GMO is an abbreviation for a genetically modified organism whose genome has been altered by the techniques of genetic engineering so that its DNA contains one or more genes not normally found there.
A high percentage of food crops are genetically modified, and that has sparked some controversy. Chris Policinski is president and CEO of Land O’ Lakes, a member owned agricultural cooperative that operates in fifty countries.
“GMOs is an interesting debate here in this country. To some degree, we’re awfully spoiled. We enjoy the safest, lowest cost, most abundant food supply in the history of mankind, ever, and today we enjoy the lowest cost food supply of any nation in the world.”
Aaron Martinka farms in Milam County.
“To me, utilizing that new technology is just like someone else going to buy the newest smart phone on the market. Everybody wants the latest and greatest technology, and GMO is just that, an important piece to feed the world is capturing and using those new technologies.”
Policinski maintains that GMOs are the most thoroughly tested technology in history.
“Eighty per cent of our food contains some sort of GMO that you buy at the grocery store, and there’s not one incidence of human health issue. Beyond that, everybody who studied this technology credibly, the USDA, the FDA, the CDC, the United Nations’ food and agricultural organization, have all concluded that the technology is safe.”

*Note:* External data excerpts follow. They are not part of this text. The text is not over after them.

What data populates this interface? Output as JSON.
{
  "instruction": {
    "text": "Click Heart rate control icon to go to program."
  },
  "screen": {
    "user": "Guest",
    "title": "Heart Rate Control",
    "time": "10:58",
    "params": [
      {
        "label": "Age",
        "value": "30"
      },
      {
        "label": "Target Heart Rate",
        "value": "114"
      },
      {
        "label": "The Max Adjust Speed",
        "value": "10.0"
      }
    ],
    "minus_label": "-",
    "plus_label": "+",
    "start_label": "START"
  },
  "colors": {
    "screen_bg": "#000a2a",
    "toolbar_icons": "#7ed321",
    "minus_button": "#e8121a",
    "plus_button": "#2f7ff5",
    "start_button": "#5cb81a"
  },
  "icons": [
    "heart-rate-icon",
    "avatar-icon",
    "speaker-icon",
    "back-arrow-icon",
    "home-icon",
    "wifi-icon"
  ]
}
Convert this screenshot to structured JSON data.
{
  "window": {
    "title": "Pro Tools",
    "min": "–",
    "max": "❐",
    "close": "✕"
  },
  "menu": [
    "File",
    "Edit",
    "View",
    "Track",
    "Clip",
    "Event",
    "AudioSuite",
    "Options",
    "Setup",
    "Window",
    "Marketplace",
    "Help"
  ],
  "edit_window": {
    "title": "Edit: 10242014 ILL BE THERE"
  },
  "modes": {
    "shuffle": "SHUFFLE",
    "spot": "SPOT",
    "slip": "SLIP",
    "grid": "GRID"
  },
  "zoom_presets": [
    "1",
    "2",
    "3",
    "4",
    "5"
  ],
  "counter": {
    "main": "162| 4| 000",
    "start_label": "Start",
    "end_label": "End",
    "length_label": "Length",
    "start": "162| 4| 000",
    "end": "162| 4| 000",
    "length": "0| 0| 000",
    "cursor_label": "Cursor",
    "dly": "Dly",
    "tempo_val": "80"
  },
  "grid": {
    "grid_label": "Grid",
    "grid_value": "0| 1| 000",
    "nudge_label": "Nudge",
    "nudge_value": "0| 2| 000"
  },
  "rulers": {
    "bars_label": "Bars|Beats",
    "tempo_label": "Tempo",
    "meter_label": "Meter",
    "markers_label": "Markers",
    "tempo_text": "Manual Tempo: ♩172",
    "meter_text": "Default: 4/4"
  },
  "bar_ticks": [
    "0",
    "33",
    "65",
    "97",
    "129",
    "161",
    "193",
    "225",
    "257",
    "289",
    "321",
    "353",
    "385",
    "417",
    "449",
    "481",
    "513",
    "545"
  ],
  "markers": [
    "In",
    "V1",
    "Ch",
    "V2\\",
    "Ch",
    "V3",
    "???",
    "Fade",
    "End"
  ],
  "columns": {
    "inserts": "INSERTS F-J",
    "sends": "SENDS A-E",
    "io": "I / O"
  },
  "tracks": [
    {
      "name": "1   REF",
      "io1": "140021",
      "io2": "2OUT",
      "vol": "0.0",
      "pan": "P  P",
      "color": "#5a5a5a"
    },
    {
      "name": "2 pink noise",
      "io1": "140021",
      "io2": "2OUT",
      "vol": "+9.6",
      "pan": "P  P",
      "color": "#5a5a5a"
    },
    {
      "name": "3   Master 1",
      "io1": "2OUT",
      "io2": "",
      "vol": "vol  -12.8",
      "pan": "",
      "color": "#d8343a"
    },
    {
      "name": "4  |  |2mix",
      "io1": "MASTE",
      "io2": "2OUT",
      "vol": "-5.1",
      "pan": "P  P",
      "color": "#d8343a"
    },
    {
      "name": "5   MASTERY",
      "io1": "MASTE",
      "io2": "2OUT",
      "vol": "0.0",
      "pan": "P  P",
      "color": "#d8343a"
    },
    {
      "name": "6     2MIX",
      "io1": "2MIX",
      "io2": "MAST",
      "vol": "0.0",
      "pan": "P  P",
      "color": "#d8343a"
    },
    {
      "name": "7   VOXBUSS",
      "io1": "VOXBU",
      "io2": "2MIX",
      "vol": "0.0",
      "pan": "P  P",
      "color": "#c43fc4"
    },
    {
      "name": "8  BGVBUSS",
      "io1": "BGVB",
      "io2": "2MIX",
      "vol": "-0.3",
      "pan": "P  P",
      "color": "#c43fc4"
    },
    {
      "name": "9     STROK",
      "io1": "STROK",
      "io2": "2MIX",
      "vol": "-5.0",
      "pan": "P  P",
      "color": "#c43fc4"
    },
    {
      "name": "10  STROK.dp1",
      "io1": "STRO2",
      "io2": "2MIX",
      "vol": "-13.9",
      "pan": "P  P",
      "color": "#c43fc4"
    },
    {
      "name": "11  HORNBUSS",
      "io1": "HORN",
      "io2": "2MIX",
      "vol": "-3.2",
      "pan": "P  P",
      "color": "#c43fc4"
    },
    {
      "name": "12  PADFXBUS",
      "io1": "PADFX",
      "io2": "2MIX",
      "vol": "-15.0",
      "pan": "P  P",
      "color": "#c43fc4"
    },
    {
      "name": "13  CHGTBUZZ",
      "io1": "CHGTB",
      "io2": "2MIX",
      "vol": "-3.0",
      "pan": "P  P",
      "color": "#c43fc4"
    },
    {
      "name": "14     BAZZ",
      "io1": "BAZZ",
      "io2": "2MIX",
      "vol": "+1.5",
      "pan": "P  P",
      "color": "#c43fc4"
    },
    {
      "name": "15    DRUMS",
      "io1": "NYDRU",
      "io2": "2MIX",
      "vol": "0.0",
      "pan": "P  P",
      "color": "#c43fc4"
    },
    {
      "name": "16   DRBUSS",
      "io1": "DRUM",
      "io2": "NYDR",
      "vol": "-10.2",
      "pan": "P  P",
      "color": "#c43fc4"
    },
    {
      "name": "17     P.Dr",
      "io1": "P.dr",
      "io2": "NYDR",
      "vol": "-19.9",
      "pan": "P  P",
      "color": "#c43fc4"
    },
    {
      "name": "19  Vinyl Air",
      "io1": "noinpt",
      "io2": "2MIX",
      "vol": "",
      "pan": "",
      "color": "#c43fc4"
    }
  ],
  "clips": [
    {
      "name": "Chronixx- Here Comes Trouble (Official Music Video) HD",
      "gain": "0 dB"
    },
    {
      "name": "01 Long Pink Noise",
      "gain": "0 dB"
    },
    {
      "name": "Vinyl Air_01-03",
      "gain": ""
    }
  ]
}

Policinski pointed out that food isn’t something that the last two generations of Americans have had to think a lot about. Technology has driven agricultural productivity.
“GMOs are vital to farmers to farmers to continue this great success story. It allows us to grow more food with less inputs, less land, less water, and if you think about it, not just from an output of food standpoint, but from a sustainability standpoint. We’re going to have to nearly double food output between now and 2050, with at most twelve per cent more arable land in the world, probably half that can be brought into production.”